Das Leben auf Kredit
über die Folgen vom Holen statt dem Kaufen
Heute schon etwas geholt? Einen größeren Fernseher vielleicht, das neue Handy oder die bessere Musikanlage? Das Internet hat rund um die Uhr geöffnet! Gerade kein Geld dafür? Egal, bezahlt wird doch per Mausklick, und Kredite gibt es an jeder Ecke, nicht nur in der digitalen Welt. Ich finde es bemerkenswert, wie schnell der Begriff „Holen“das Wort „Kaufen“ersetzt hat. Und ich glaube nicht, dass das nur der neuen sprachlichen Lässigkeit geschuldet ist. Kaufen bedeutet, für die Ware bezahlen zu müssen, Geld zu brauchen – das man vielleicht gar nicht hat. Um etwas zu erwerben, das man vielleicht gar nicht braucht.

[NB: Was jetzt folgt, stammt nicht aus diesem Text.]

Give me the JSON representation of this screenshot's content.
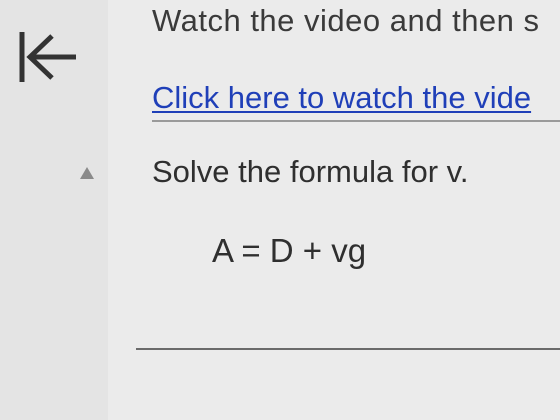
{
  "navigation": {
    "back_icon": "back-to-start-icon",
    "collapse_icon": "caret-left-icon"
  },
  "question": {
    "instruction": "Watch the video and then s",
    "video_link": "Click here to watch the vide",
    "prompt": "Solve the formula for v.",
    "equation": "A = D + vg"
  },
  "colors": {
    "link": "#1f3fb8",
    "text": "#2f2f2f",
    "background": "#ebebeb"
  }
}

Holen impliziert, es einfach mitzunehmen. Aus dem Abholmarkt. Mit geschicktem Marketing geraten die Aspekte des Kaufens ins Abseits. Doch wenn die Abrechnung kommt, ist es meistens zu spät.

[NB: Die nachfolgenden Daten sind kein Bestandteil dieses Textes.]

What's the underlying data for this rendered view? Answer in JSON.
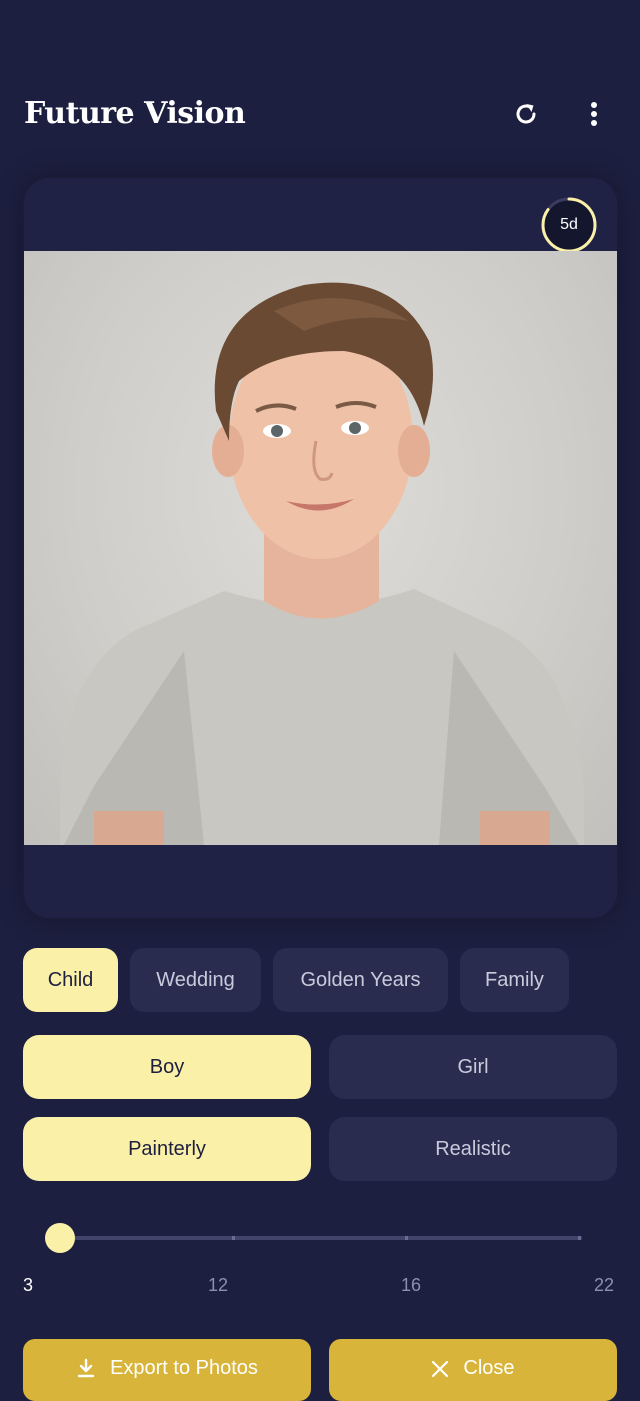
{
  "header": {
    "title": "Future Vision",
    "refresh_icon": "refresh-icon",
    "more_icon": "more-vertical-icon"
  },
  "preview": {
    "badge": "5d",
    "badge_progress": 0.85,
    "image_alt": "Portrait of a smiling boy in a white t-shirt"
  },
  "categories": [
    {
      "label": "Child",
      "active": true
    },
    {
      "label": "Wedding",
      "active": false
    },
    {
      "label": "Golden Years",
      "active": false
    },
    {
      "label": "Family",
      "active": false
    }
  ],
  "gender": {
    "options": [
      "Boy",
      "Girl"
    ],
    "selected": "Boy"
  },
  "style": {
    "options": [
      "Painterly",
      "Realistic"
    ],
    "selected": "Painterly"
  },
  "age_slider": {
    "value": 3,
    "ticks": [
      "3",
      "12",
      "16",
      "22"
    ]
  },
  "actions": {
    "export_label": "Export to Photos",
    "export_icon": "download-icon",
    "close_label": "Close",
    "close_icon": "close-icon"
  },
  "colors": {
    "background": "#1d1f40",
    "accent": "#fbf0a8",
    "action": "#d8b53a"
  }
}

Rund 170 000 Thüringer sind überschuldet, können ihre Kreditraten, Rechnungen und Handyverträge nicht mehr bezahlen. Wenn es dann für Miete, Strom und Gas nicht mehr reicht, wird es ganz eng. Und es trifft nicht nur Geringverdiener. Schicksalsschläge bringen auch solide Finanzierungskonzepte schnell ins Wanken. Aus Scham kommen die Betroffenen zu spät in die Beratungsstellen. Dort wird dann versucht zu retten, was zu retten ist. Das finanzielle Chaos zu ordnen. 2018 soll der Etat etwas aufgestockt werden, doch mehr als die aktuellen zehn Prozent werden auch dann nicht beraten werden können.
Vielleicht ist es kein Zufall, dass im konservativen Eichsfeld die Schuldnerquote so gering ist. Spare in der Zeit, dann hast du in der Not. Manchmal sind alte Tugenden Gold wert.